By Robert Preidt
TUESDAY, Sept. 19, 2017 (HealthDay News) -- Although it's becoming more commonplace, medical marijuana is rarely discussed in U.S. medical schools, a new study shows.
"Physicians in training need to know the benefits and drawbacks associated with medical marijuana so they know when or if, and to whom, to prescribe the drug," she explained in a school news release.
Marijuana is now legal -- at least for medical purposes -- in more than half the states in the country, the researchers said.
Curriculum deans at 101 medical schools completed surveys about marijuana education. Just over two-thirds said their graduates weren't prepared to prescribe medical marijuana. One-quarter said their graduates weren't even able to answer questions about medical marijuana.
The researchers also surveyed 258 medical residents and fellows from across the country. Nine out of 10 said they were unprepared to prescribe medical marijuana.

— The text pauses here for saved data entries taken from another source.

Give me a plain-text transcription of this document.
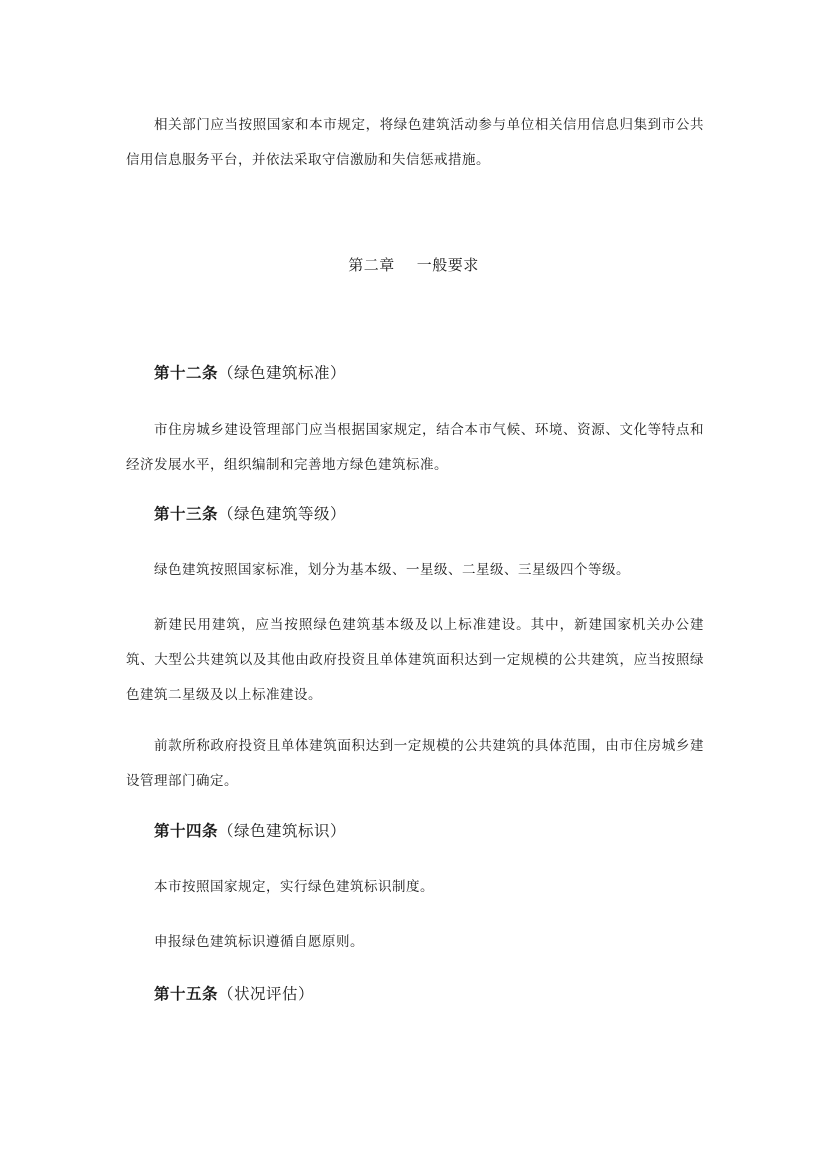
相关部门应当按照国家和本市规定，将绿色建筑活动参与单位相关信用信息归集到市公共信用信息服务平台，并依法采取守信激励和失信惩戒措施。

第二章 一般要求

第十二条（绿色建筑标准）

市住房城乡建设管理部门应当根据国家规定，结合本市气候、环境、资源、文化等特点和经济发展水平，组织编制和完善地方绿色建筑标准。

第十三条（绿色建筑等级）

绿色建筑按照国家标准，划分为基本级、一星级、二星级、三星级四个等级。

新建民用建筑，应当按照绿色建筑基本级及以上标准建设。其中，新建国家机关办公建筑、大型公共建筑以及其他由政府投资且单体建筑面积达到一定规模的公共建筑，应当按照绿色建筑二星级及以上标准建设。

前款所称政府投资且单体建筑面积达到一定规模的公共建筑的具体范围，由市住房城乡建设管理部门确定。

第十四条（绿色建筑标识）

本市按照国家规定，实行绿色建筑标识制度。

申报绿色建筑标识遵循自愿原则。

第十五条（状况评估）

Eighty-five percent said they hadn't received any education about medical marijuana.
A look at the Association of Medical Colleges database revealed that only 9 percent of medical schools taught their students about medical marijuana.
"As a future physician, it worries me," said study first author Anastasia Evanoff, a third-year medical student.
"We need to know how to answer questions about medical marijuana's risks and benefits, but there is a fundamental mismatch between state laws involving marijuana and the education physicians-in-training receive at medical schools throughout the country," Evanoff said.
She added that physicians are now getting better training on opioids.
"We talk about how those drugs can affect every organ system in the body, and we learn how to discuss the risks and benefits with patients," Evanoff said of opioids. "But if a patient were to ask about medical marijuana, most medical students wouldn't know what to say," she said.
The research was published online in the journal Drug and Alcohol Dependence.